David G. Bostwick MD, Rebecca Caffrey PhD, and Nicole Waltrip MS
Why is antibody testing considered necessary by public health officials? Such testing can’t even tell you if you are currently infected and shedding virus; however, it can determine if you were infected. Concerns have been raised about inaccurate testing and false results. On May 4, the FDA weighed in, stating, “…we unfortunately see unscrupulous actors marketing fraudulent test kits and using the pandemic as an opportunity to take advantage of Americans’ anxiety.” In response, the agency strengthened testing to require overall sensitivity of 90% and specificity of 95%. This action will likely improve testing accuracy quickly.
There is good news for those who want to know if they were infected, including sick patients who were not able to get tested, those who suspect their swab test was a false negative, and those who were exposed to COVID-19. A recent study from China reported that antibody testing provided definitive evidence of prior infection. Investigators found that all 285 infected patients under study developed antibodies within three weeks of onset of symptoms, suggesting that the immune system of survivors invariably develops a response specific for COVID-19.
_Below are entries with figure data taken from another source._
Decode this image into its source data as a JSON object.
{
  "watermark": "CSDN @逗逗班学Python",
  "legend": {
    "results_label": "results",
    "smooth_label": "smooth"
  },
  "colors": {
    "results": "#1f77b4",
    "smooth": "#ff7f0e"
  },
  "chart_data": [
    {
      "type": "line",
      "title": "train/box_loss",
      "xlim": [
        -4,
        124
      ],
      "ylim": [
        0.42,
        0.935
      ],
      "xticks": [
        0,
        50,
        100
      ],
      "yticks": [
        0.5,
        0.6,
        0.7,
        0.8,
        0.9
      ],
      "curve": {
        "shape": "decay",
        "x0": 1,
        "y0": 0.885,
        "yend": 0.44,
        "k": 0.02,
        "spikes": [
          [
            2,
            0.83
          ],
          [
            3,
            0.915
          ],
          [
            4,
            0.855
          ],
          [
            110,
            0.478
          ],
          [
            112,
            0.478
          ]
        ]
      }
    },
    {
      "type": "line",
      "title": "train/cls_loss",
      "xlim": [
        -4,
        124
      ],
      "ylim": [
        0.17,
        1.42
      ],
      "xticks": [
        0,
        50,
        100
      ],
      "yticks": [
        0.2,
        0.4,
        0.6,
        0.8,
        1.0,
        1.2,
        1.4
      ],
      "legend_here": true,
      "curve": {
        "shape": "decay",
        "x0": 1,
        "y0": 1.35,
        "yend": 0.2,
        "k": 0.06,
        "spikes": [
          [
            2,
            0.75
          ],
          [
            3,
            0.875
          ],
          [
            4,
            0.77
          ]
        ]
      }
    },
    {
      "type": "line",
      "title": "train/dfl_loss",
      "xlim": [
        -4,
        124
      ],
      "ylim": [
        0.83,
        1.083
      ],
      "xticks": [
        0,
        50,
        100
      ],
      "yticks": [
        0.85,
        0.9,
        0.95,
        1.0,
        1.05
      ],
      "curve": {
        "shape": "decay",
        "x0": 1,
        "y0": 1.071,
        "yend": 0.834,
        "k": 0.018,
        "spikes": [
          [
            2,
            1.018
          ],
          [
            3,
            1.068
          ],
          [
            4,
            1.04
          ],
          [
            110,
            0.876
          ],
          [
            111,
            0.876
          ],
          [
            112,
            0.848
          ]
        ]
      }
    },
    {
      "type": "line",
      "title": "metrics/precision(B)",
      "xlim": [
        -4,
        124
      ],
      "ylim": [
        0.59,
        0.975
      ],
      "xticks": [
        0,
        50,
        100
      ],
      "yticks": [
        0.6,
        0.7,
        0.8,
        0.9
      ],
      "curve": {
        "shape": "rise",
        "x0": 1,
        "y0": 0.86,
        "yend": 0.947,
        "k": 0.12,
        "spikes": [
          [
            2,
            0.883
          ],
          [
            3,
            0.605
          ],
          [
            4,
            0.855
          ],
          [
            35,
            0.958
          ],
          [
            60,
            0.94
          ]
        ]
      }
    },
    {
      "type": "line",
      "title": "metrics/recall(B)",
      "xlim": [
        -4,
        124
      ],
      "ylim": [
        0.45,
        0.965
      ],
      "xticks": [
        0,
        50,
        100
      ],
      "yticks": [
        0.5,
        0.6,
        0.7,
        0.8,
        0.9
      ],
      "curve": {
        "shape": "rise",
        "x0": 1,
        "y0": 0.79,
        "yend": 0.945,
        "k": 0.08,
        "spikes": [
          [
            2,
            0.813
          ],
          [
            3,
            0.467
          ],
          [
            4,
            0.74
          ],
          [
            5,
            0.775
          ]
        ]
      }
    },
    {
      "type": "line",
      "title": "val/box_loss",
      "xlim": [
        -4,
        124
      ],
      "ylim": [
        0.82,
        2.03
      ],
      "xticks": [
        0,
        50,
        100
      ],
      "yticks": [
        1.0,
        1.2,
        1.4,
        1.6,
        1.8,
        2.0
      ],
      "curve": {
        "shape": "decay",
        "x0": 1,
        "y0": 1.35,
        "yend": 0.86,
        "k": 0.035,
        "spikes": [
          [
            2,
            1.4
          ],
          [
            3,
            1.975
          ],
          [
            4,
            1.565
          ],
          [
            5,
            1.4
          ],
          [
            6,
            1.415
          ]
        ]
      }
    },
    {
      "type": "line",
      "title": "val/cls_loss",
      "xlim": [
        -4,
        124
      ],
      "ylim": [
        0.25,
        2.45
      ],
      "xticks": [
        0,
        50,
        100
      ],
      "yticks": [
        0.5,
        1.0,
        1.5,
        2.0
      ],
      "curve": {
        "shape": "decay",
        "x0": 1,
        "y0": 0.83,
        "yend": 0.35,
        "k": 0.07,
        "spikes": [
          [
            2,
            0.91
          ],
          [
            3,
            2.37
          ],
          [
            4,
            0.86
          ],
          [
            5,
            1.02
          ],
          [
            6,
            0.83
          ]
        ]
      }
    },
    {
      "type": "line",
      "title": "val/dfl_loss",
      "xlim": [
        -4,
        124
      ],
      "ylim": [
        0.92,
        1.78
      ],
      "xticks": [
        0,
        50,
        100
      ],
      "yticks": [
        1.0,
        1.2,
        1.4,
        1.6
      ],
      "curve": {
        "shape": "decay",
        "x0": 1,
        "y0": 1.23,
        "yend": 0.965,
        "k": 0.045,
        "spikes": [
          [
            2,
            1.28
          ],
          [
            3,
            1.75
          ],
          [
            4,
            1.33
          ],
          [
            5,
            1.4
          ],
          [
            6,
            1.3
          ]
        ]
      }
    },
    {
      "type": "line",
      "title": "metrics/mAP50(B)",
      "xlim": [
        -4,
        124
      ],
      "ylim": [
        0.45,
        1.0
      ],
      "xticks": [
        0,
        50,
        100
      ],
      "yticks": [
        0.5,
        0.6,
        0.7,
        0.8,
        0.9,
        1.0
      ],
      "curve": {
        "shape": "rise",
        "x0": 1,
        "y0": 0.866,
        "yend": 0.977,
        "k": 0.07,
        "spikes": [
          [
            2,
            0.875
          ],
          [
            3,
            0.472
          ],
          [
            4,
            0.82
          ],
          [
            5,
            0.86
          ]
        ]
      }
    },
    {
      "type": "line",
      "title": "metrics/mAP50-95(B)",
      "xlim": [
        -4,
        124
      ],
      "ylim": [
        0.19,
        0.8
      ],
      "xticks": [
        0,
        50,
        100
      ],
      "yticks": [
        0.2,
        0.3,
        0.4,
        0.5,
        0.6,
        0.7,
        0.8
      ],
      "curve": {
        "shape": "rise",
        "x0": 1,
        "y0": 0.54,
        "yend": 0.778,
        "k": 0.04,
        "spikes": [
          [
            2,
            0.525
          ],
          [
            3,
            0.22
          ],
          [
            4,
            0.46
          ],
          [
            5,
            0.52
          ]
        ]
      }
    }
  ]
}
Communities benefit from antibody testing by determining the extent of asymptomatic and symptomatic infection, tracking of infections geographically and over time, estimating the prevalence of infection in the population, and identification of recovered patients with antibody titers high enough to donate convalescent plasma to treat the sickest patients currently suffering from infection.
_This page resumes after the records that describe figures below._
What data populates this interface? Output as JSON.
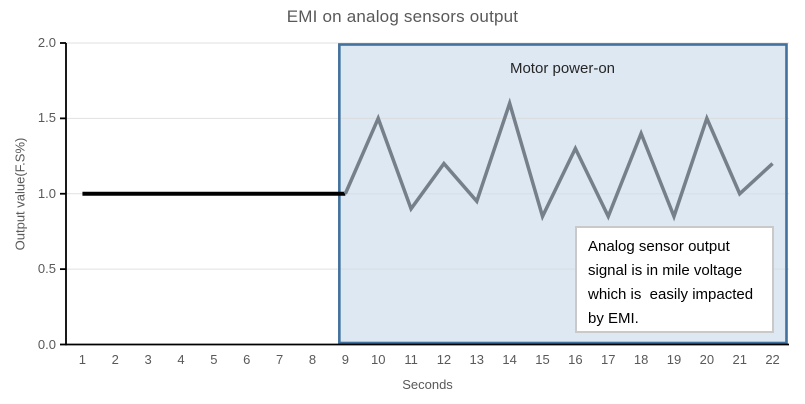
{
  "title": "EMI on analog sensors output",
  "region_label": "Motor power-on",
  "annotation": {
    "lines": [
      "Analog sensor output",
      "signal is in mile voltage",
      "which is  easily impacted",
      "by EMI."
    ]
  },
  "chart_data": {
    "type": "line",
    "title": "EMI on analog sensors output",
    "xlabel": "Seconds",
    "ylabel": "Output value(F.S%)",
    "x_ticks": [
      1,
      2,
      3,
      4,
      5,
      6,
      7,
      8,
      9,
      10,
      11,
      12,
      13,
      14,
      15,
      16,
      17,
      18,
      19,
      20,
      21,
      22
    ],
    "y_ticks": [
      0.0,
      0.5,
      1.0,
      1.5,
      2.0
    ],
    "y_tick_labels": [
      "0.0",
      "0.5",
      "1.0",
      "1.5",
      "2.0"
    ],
    "ylim": [
      0,
      2
    ],
    "grid": "horizontal",
    "legend": "none",
    "series": [
      {
        "x": [
          1,
          2,
          3,
          4,
          5,
          6,
          7,
          8,
          9
        ],
        "y": [
          1.0,
          1.0,
          1.0,
          1.0,
          1.0,
          1.0,
          1.0,
          1.0,
          1.0
        ],
        "color": "#000000",
        "width": 4
      },
      {
        "x": [
          9,
          10,
          11,
          12,
          13,
          14,
          15,
          16,
          17,
          18,
          19,
          20,
          21,
          22
        ],
        "y": [
          1.0,
          1.5,
          0.9,
          1.2,
          0.95,
          1.6,
          0.85,
          1.3,
          0.85,
          1.4,
          0.85,
          1.5,
          1.0,
          1.2
        ],
        "color": "#76808b",
        "width": 3.5
      }
    ],
    "region": {
      "label": "Motor power-on",
      "x_start": 9,
      "x_end": 22.5,
      "fill": "#d7e4f1",
      "fill_opacity": 0.85,
      "border": "#41719c"
    },
    "annotation_text": "Analog sensor output signal is in mile voltage which is  easily impacted by EMI."
  },
  "colors": {
    "gridline": "#d9d9d9",
    "axis": "#000000",
    "text_gray": "#595959",
    "label_dark": "#262626"
  }
}
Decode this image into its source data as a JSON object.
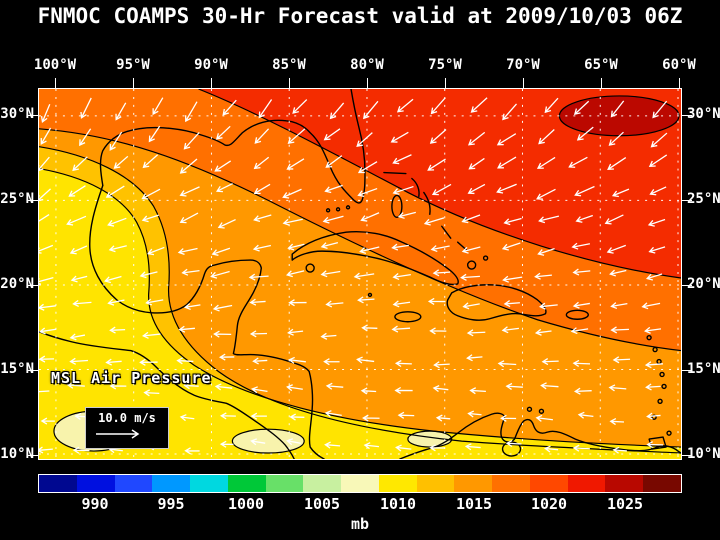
{
  "title": "FNMOC COAMPS 30-Hr Forecast valid at 2009/10/03 06Z",
  "axes": {
    "lon_ticks": [
      "100°W",
      "95°W",
      "90°W",
      "85°W",
      "80°W",
      "75°W",
      "70°W",
      "65°W",
      "60°W"
    ],
    "lat_ticks_left": [
      "30°N",
      "25°N",
      "20°N",
      "15°N",
      "10°N"
    ],
    "lat_ticks_right": [
      "30°N",
      "25°N",
      "20°N",
      "15°N",
      "10°N"
    ]
  },
  "overlays": {
    "field_label": "MSL Air Pressure",
    "wind_scale_label": "10.0 m/s"
  },
  "colorbar": {
    "unit": "mb",
    "tick_labels": [
      "990",
      "995",
      "1000",
      "1005",
      "1010",
      "1015",
      "1020",
      "1025"
    ],
    "cell_colors": [
      "#000890",
      "#0010E0",
      "#2048FF",
      "#0098FF",
      "#00D8E0",
      "#00C838",
      "#68E068",
      "#C8F0A0",
      "#F8F8B8",
      "#FFE800",
      "#FFC000",
      "#FF9800",
      "#FF7000",
      "#FF4800",
      "#F01800",
      "#B80800",
      "#780800"
    ]
  },
  "field_colors": {
    "base": "#FF9800",
    "band_deep_orange": "#FF7000",
    "band_red": "#F42C00",
    "core_dark_red": "#BB0800",
    "band_gold": "#FFC200",
    "band_yellow": "#FFE400",
    "pockets_pale": "#F8F3AC",
    "contour": "#000000",
    "coastline": "#000000",
    "grid": "#FFFFFF",
    "wind_arrows": "#FFFFFF"
  }
}
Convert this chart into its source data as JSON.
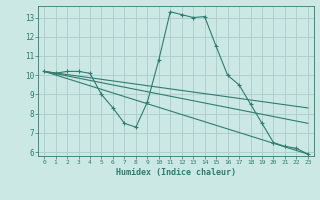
{
  "xlabel": "Humidex (Indice chaleur)",
  "ylabel": "",
  "background_color": "#cce8e4",
  "grid_color": "#aaccca",
  "line_color": "#2e7d6e",
  "xlim": [
    -0.5,
    23.5
  ],
  "ylim": [
    5.8,
    13.6
  ],
  "yticks": [
    6,
    7,
    8,
    9,
    10,
    11,
    12,
    13
  ],
  "xticks": [
    0,
    1,
    2,
    3,
    4,
    5,
    6,
    7,
    8,
    9,
    10,
    11,
    12,
    13,
    14,
    15,
    16,
    17,
    18,
    19,
    20,
    21,
    22,
    23
  ],
  "series": [
    {
      "x": [
        0,
        1,
        2,
        3,
        4,
        5,
        6,
        7,
        8,
        9,
        10,
        11,
        12,
        13,
        14,
        15,
        16,
        17,
        18,
        19,
        20,
        21,
        22,
        23
      ],
      "y": [
        10.2,
        10.1,
        10.2,
        10.2,
        10.1,
        9.0,
        8.3,
        7.5,
        7.3,
        8.6,
        10.8,
        13.3,
        13.15,
        13.0,
        13.05,
        11.5,
        10.0,
        9.5,
        8.5,
        7.5,
        6.5,
        6.3,
        6.2,
        5.9
      ]
    },
    {
      "x": [
        0,
        23
      ],
      "y": [
        10.2,
        5.9
      ]
    },
    {
      "x": [
        0,
        23
      ],
      "y": [
        10.2,
        7.5
      ]
    },
    {
      "x": [
        0,
        23
      ],
      "y": [
        10.2,
        8.3
      ]
    }
  ]
}
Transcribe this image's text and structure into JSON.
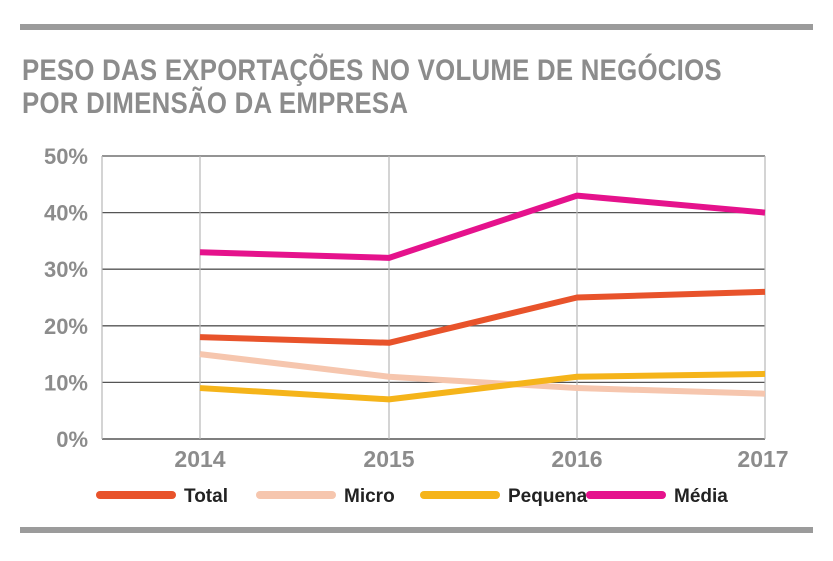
{
  "chart_data": {
    "type": "line",
    "title_lines": [
      "PESO DAS EXPORTAÇÕES NO VOLUME DE NEGÓCIOS",
      "POR DIMENSÃO DA EMPRESA"
    ],
    "xlabel": "",
    "ylabel": "",
    "x": [
      "2014",
      "2015",
      "2016",
      "2017"
    ],
    "ylim": [
      0,
      50
    ],
    "yticks": [
      0,
      10,
      20,
      30,
      40,
      50
    ],
    "ytick_labels": [
      "0%",
      "10%",
      "20%",
      "30%",
      "40%",
      "50%"
    ],
    "grid": "both",
    "legend_position": "bottom",
    "series": [
      {
        "name": "Total",
        "color": "#e8532b",
        "values": [
          18,
          17,
          25,
          26
        ]
      },
      {
        "name": "Micro",
        "color": "#f6c6ae",
        "values": [
          15,
          11,
          9,
          8
        ]
      },
      {
        "name": "Pequena",
        "color": "#f5b41a",
        "values": [
          9,
          7,
          11,
          11.5
        ]
      },
      {
        "name": "Média",
        "color": "#e5128c",
        "values": [
          33,
          32,
          43,
          40
        ]
      }
    ]
  }
}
Those with antibodies can serve as donors to help save lives of infected critically-ill patients. Infusion of antibody-rich convalescent blood serum into sick patients has been successfully used for more than 130 years in numerous outbreaks, including diphtheria, 1918 Spanish flu, measles, chickenpox, SARS, and even Ebola. Such treatment exploits pathogen-specific protective immunity conferred by antibodies, and multiple recent studies have demonstrated significant clinical improvement and decreased mortality in seriously ill patients within a few days.
Yet, we still need confirmation that antibody-mediated virus-specific immunity can protect against re-infection, and we need to know how long it will last. The duration of immune protection is known for most other viruses. For example, antibodies to measles last a lifetime, whereas patients infected with another coronavirus—SARS—lose all antibodies by six years. At present, we can only surmise that the development of antibodies in COVID-19 infection confers some level of immunity.
The only real solution for reopening our world and returning to normalcy is to develop herd (community)immunity, and this can only be measured by antibody testing. The concept of herd immunity is grounded in scientific studies that the greater the number of people who are immune to a given pathogen, the fewer that can be infected. Recent surveys show wide variability in antibody prevalence, ranging from about 4 percent in Los Angeles, 25 percent in New York City, and 31.5 percent outside Boston. All are far short of the estimated 60-85 percent needed for COVID-19 infection herd immunity.
As we strive to reach herd immunity, whether though widespread recovery from infection or future vaccination, antibody testing will play a vital role. All agree that we will recover from a pandemic that spawned the largest and only healthy-person quarantine in history by taking the only medicine that is currently available to all of us: “a tincture of time.”